I checked out Romney A Reckoning from the San Francisco Public Library having heard McKay Coppins, the author, in an interview on public radio. Both Romney and Coppins are Mormon. Romney gave Coppins access to his personal journals, texts and emails and they had weekly interviews while he was a U.S. Senator so that Coppins could write the book. The agreement was that Coppins would be the author and Romney would not have any influence over the final product.
While most politicians these days are extremely careful with their exposure to journalists, media and the spin, this relationship does speak to Romney’s candor and the notion that he has nothing to hide. While Romney became a very wealthy man starting and running Bain Capital, the book focuses primarily on his personal and recent political life. Often quite goofy and more humorous than expected, Romney predictably comes off as someone of character and courage. We get brief excerpts of his private journals, the assessment of the people around him, the turmoil of January 6th., his meetings with Trump. Romney A Reckoning is an interesting, entertaining, alarming, fun and fast read and an important view into our tumultuous political times.
At an event in New Hampshire a man confronted him with an accusatory question. “Are you going to compromise? the voter asked. “I don’t want to vote for anyone who’s going to compromise.” Romney, unable to restrain himself, replied, “Are you married, sir?”
Romney A Reckoning
I have never voted for Mitt Romney but gained much respect for him when he was the only Republican to both impeach and convict Donald Trump. Like his father George Romney, Mitt Romney did believe in civil rights and he is documented as marching with Black Lives Matters protesters after the murder of George Floyd. He is a rational person, believes in science and the notion that the planet is warming and climate change is real. But in many ways he is a throwback to an earlier type of Republican – a buttoned-down, well-mannered conservative capitalist who really does have an insane amount of money.
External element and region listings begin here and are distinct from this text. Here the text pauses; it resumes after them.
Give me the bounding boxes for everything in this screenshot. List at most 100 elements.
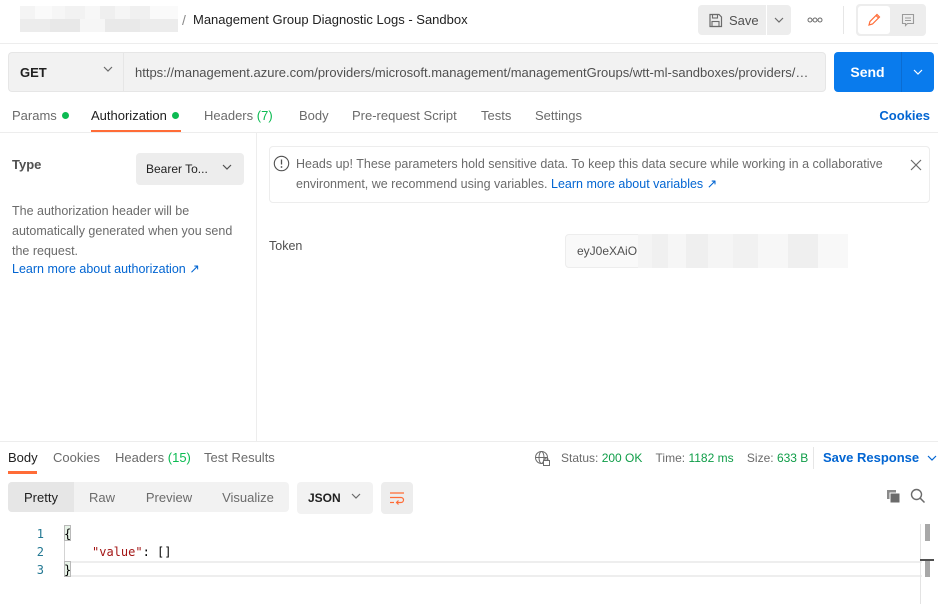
tab-settings[interactable]: Settings [535, 108, 582, 123]
wrap-icon [390, 492, 405, 505]
save-response-button[interactable]: Save Response [823, 450, 937, 465]
save-label: Save [729, 12, 759, 28]
divider [843, 6, 844, 34]
view-visualize-button[interactable]: Visualize [212, 482, 284, 512]
workspace-breadcrumb-redacted[interactable] [20, 6, 178, 32]
save-dropdown-button[interactable] [767, 5, 791, 35]
response-tab-test-results[interactable]: Test Results [204, 450, 275, 465]
view-raw-button[interactable]: Raw [74, 482, 130, 512]
code-line-3: } [64, 563, 72, 577]
tab-params[interactable]: Params [12, 108, 69, 123]
size-value[interactable]: 633 B [777, 451, 808, 465]
view-preview-button[interactable]: Preview [136, 482, 202, 512]
format-value: JSON [308, 491, 341, 505]
token-label: Token [269, 239, 303, 253]
close-icon[interactable] [909, 158, 923, 172]
edit-mode-button[interactable] [858, 6, 890, 34]
auth-type-value: Bearer To... [146, 162, 208, 176]
notice-text: Heads up! These parameters hold sensitiv… [296, 154, 906, 194]
header-bar: / Management Group Diagnostic Logs - San… [0, 0, 938, 44]
chevron-down-icon [774, 17, 784, 23]
line-number: 3 [36, 563, 44, 577]
wrap-lines-button[interactable] [381, 482, 413, 514]
editor-scrollbar-thumb[interactable] [925, 524, 930, 541]
size-label: Size: [746, 451, 774, 465]
time-value[interactable]: 1182 ms [688, 451, 733, 465]
send-button[interactable]: Send [834, 52, 901, 92]
tab-headers[interactable]: Headers (7) [204, 108, 273, 123]
status-dot [171, 112, 179, 119]
send-dropdown-button[interactable] [901, 52, 934, 92]
cookies-link[interactable]: Cookies [879, 108, 930, 123]
current-line-highlight [64, 561, 922, 577]
time-label: Time: [655, 451, 686, 465]
code-line-1: { [64, 527, 72, 541]
tab-label: Body [299, 108, 329, 123]
response-tab-body[interactable]: Body [8, 450, 38, 465]
url-input[interactable]: https://management.azure.com/providers/m… [123, 52, 826, 92]
divider [0, 441, 938, 442]
chevron-down-icon [103, 66, 113, 72]
send-label: Send [850, 64, 885, 80]
globe-lock-icon[interactable] [534, 450, 551, 467]
request-title[interactable]: Management Group Diagnostic Logs - Sandb… [193, 12, 468, 27]
request-tabs: Params Authorization Headers (7) Body Pr… [0, 100, 938, 133]
tab-label: Authorization [91, 108, 167, 123]
line-number: 2 [36, 545, 44, 559]
method-select[interactable]: GET [8, 52, 123, 92]
tab-label: Settings [535, 108, 582, 123]
status-dot [61, 112, 69, 119]
more-actions-button[interactable] [800, 5, 830, 35]
tab-label: Cookies [53, 450, 100, 465]
save-icon [709, 13, 723, 27]
active-tab-indicator [91, 130, 181, 132]
json-key: "value" [92, 545, 143, 559]
json-value: : [] [142, 545, 172, 559]
save-response-label: Save Response [823, 450, 920, 465]
tab-label: Body [8, 450, 38, 465]
response-meta: Status: 200 OK Time: 1182 ms Size: 633 B [561, 451, 808, 465]
response-tab-cookies[interactable]: Cookies [53, 450, 100, 465]
view-label: Pretty [24, 489, 58, 505]
copy-icon[interactable] [886, 489, 901, 504]
active-tab-indicator [8, 471, 37, 474]
breadcrumb-separator: / [182, 12, 186, 28]
tab-label: Headers [115, 450, 165, 465]
cursor-position-marker [920, 559, 934, 561]
tab-tests[interactable]: Tests [481, 108, 511, 123]
code-line-2: "value": [] [92, 545, 171, 559]
auth-description: The authorization header will be automat… [12, 204, 233, 258]
method-value: GET [20, 64, 47, 80]
status-value[interactable]: 200 OK [602, 451, 643, 465]
view-label: Preview [145, 489, 193, 505]
view-pretty-button[interactable]: Pretty [8, 482, 74, 512]
view-label: Visualize [222, 489, 274, 505]
tab-label: Test Results [204, 450, 275, 465]
view-label: Raw [88, 489, 115, 505]
tab-authorization[interactable]: Authorization [91, 108, 179, 123]
comments-button[interactable] [893, 6, 923, 34]
tab-pre-request-script[interactable]: Pre-request Script [352, 108, 457, 123]
comment-icon [901, 13, 915, 27]
url-value: https://management.azure.com/providers/m… [135, 64, 815, 80]
search-icon[interactable] [910, 488, 926, 504]
learn-more-authorization-link[interactable]: Learn more about authorization ↗ [12, 261, 200, 276]
warning-icon [273, 155, 290, 172]
auth-type-select[interactable]: Bearer To... [136, 153, 244, 185]
format-select[interactable]: JSON [297, 482, 373, 514]
tab-body[interactable]: Body [299, 108, 329, 123]
learn-more-variables-link[interactable]: Learn more about variables ↗ [551, 177, 717, 191]
token-redacted [638, 234, 848, 268]
chevron-down-icon [222, 164, 232, 170]
response-tab-headers[interactable]: Headers (15) [115, 450, 191, 465]
chevron-down-icon [927, 455, 937, 461]
divider [813, 447, 814, 469]
more-icon [807, 17, 823, 23]
indent-guide [64, 541, 65, 561]
tab-label: Pre-request Script [352, 108, 457, 123]
type-label: Type [12, 157, 42, 172]
editor-scrollbar-marker [925, 559, 930, 577]
editor-scrollbar-track[interactable] [920, 524, 921, 604]
save-button[interactable]: Save [698, 5, 766, 35]
status-label: Status: [561, 451, 599, 465]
The quote below will always be a political liability no matter how you spin it. The visual of Mitt Romney at a rest stop hosing dog shit off of the family station wagon is simply too funny.
One prolonged subplot of the campaign had to do with a decades-old anecdote about Romney strapping the family dog, Seamus, to the roof of their station wagon during a road trip. One of Romney’s sons had shared the story with a newspaper reporter as a funny demonstration of this dad’s organizational skills: when Seamus experienced a bout of diarrhea, Romney moved quickly to find a rest stop, hose down the dog and car, and get back on the road without losing much time.
Romney A Reckoning
According to the book, Mitt Romney is a man who enjoys managing and solving problems whether they mean packing the family station wagon roof rack or working in the private or public sectors. Unlike, Reagan and current Republicans, he does not think that government is the problem, he thinks government just needs to be better managed. Indeed, it was Massachusetts health care plan while Romney was governor that was in many was the blueprint for the Obama-era Affordable Care Act. Perhaps one of his shortcomings as a politician is that he does not actually care for the theater that so often goes along with politics and is motivated by his technocratic, problem-solving impulses. Mitt Romney surely finds reality television shows ridiculous.
I really do believe if you’re not being booed, if people aren’t angry at you, you really haven’t done anything in public life.
Mitt Romney
A theme that is persistent in the book is how his Mormon faith often became a political liability. Mormonism for many Americans is and has always been a bit strange. This modern offshoot of Christianity and its Zionism finding a home in isolated Utah seems to often make other Christians uncomfortable. There is a chapter in the book about how Romney realized the existence of extremists in parts of Utah while on the campaign trail. What is odd is that the new Republican Tea Party Evangelicals are more comfortable with a vile, dishonest, racist, misogynist non-religious con-man than a morally upstanding character like Mitt Romney.
Near the end of the book, you get this very chilling realization that the violence unleashed by Trump has really made it into the highest halls of government.
When one senator, a member of leadership, said he was leaning toward voting to convict, the other urgently encouraged him to reconsider. You can’t do that, one said, think of your personal safety, said another, think of your children. The senator eventually decided they were right. There were to many Trump supporters with guns in his state, he explained to Romney. His wife wouldn’t feel safe going out in public.
Senators voting a certain way because they fear assassinations? Sounds like fascism not the home of the free and the brave. Romney A Reckoning . A fun read. You will find this book at a garage sale in a few years. Buy it. Read it. Hopefully the world will be a bit saner by then.
We’ll done review. I’m going to check out the book. The sad, very sad, reality is that Mr Romney is now the way outer fringe of Republicanism.